"Nathan was never afraid to express an opinion, and whether it might be popular or not, he'd express it," he said.
"He was interested in locally grown organic sustainable food and wanted to learn how to cook it," his mother said, who added that her son as a youngster became an excellent baker of pies and desserts, and loved giving them away to friends as gifts.
"The morning of the accident, he had been to Waverly Market, and he had a backpack full of food," his father said.
When Mr. Krasnopoler's parents were told that his recovery was unlikely, they considered organ donation.
"We wanted some good to come out of this tragedy and thought we could donate one of Nathan's kidneys," his mother said. "He was a very healthy kid who neither drank or smoked."

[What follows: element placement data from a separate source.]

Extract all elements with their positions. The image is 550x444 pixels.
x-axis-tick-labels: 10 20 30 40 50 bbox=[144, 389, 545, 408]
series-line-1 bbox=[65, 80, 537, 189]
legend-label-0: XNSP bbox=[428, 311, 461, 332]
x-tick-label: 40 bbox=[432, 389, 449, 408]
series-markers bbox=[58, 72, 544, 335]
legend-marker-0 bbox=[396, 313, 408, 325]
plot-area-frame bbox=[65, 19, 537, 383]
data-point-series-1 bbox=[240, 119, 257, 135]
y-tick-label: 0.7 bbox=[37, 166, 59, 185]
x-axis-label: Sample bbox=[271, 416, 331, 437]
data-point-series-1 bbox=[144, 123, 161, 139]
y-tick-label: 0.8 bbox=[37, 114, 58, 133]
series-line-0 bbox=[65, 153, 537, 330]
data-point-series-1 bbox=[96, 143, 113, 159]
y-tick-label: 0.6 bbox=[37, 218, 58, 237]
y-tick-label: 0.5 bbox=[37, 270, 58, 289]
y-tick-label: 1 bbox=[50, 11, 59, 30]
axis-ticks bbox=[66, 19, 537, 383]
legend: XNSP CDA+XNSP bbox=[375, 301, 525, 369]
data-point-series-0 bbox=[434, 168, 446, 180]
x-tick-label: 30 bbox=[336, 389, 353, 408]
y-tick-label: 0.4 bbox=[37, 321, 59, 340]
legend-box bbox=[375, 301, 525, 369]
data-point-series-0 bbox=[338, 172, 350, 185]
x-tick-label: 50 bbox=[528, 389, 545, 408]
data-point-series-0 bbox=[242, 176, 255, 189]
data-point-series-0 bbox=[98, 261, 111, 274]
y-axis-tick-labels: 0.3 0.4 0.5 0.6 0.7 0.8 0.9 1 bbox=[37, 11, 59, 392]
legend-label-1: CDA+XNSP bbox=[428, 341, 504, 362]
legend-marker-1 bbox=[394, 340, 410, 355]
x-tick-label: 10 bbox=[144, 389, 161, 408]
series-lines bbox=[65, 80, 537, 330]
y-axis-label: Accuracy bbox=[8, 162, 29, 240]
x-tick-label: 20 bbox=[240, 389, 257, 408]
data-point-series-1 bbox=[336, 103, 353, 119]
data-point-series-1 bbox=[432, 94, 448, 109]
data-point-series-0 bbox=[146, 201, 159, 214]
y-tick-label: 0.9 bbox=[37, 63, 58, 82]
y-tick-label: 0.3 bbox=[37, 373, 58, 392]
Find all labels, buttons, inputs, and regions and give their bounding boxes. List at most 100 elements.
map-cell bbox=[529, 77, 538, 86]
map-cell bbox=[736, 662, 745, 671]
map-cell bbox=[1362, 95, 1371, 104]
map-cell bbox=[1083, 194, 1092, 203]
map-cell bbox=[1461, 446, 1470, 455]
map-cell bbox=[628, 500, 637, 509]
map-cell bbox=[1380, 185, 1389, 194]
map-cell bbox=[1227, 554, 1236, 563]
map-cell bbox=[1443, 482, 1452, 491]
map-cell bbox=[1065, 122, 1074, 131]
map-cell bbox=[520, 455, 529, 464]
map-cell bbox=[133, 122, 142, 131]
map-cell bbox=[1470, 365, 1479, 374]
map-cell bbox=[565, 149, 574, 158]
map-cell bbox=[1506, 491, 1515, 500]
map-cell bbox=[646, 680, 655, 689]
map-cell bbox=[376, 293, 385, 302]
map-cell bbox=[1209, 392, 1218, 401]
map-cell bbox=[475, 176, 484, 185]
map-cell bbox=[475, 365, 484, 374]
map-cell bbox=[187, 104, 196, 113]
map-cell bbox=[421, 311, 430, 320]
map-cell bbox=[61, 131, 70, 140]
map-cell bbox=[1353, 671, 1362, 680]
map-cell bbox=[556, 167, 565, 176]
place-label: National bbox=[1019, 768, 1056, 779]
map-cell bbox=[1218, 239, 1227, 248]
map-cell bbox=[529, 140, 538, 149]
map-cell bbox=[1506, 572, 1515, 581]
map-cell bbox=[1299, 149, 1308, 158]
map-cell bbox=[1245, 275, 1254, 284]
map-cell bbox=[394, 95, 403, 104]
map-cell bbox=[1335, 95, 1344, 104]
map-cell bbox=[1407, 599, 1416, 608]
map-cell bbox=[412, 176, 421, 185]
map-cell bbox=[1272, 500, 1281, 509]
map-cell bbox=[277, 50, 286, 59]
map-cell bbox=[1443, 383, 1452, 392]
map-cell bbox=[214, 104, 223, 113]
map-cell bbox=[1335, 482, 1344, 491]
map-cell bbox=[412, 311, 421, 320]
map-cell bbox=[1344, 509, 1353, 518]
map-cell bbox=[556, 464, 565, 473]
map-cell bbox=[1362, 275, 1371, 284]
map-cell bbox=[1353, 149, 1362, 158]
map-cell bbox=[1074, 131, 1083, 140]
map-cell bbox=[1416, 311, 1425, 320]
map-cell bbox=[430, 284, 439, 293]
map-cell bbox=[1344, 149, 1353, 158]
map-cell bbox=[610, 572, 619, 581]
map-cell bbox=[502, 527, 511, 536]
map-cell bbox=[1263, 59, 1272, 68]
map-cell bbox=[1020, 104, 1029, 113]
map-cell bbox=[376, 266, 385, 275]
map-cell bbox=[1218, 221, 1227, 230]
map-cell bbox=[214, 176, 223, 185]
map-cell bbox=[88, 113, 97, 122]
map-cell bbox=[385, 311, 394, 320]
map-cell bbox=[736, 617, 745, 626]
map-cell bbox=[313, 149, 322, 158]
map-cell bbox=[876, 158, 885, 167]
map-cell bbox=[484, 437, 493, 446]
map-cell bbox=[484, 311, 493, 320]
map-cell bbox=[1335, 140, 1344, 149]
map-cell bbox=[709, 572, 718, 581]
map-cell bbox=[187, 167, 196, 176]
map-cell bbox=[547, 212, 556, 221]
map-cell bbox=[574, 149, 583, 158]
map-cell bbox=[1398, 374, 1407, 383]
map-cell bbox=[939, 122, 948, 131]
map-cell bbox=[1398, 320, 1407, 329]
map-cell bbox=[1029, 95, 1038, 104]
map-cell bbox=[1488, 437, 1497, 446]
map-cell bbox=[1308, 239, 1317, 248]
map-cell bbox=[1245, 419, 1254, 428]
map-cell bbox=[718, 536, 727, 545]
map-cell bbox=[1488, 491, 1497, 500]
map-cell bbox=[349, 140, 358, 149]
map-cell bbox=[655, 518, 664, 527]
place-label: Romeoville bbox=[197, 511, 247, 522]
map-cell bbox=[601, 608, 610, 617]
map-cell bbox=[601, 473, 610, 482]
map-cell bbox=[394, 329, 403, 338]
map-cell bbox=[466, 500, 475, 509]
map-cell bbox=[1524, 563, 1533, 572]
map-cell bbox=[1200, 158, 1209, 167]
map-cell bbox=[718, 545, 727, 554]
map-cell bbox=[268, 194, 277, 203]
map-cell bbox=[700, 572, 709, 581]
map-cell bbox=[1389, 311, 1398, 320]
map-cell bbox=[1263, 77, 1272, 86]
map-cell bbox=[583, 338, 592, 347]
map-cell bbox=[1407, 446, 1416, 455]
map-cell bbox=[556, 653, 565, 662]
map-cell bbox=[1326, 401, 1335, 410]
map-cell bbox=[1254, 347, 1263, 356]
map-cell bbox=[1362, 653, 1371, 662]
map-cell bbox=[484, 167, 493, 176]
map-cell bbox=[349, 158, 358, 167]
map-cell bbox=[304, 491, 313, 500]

"Our family and friends agreed with that idea," said Mr. Krasnopoler.
"It was in keeping with who Nathan was," his mother added.
The couple took their offer to the medical ethics board at Johns Hopkins Hospital and the University of Maryland Medical Center, but because their son was not on a ventilator and could not participate in the decision, the hospitals would not agree to it.
"If he had been on a ventilator and not breathing on his own, it would have been a very easy thing to do," his father said.
"We thought it was something we could offer from this senseless tragedy," his mother said. "Both Maryland and Hopkins took us seriously and gave us good consideration."
In their son's memory, the family established the Nathan Krasnopoler Memorial Fund at Hopkins' Whiting School of Engineering.
In addition to his parents, who live in Ellicott City, Mr. Krasnopoler is survived by a brother, Elliot Krasnopoler of Ellicott City; a sister, Emma Krasnopoler of Ellicott City; his paternal grandfather, Irv Krasnopoler of Pittsburgh; and his maternal grandmother, Charlotte Cohen, also of Pittsburgh.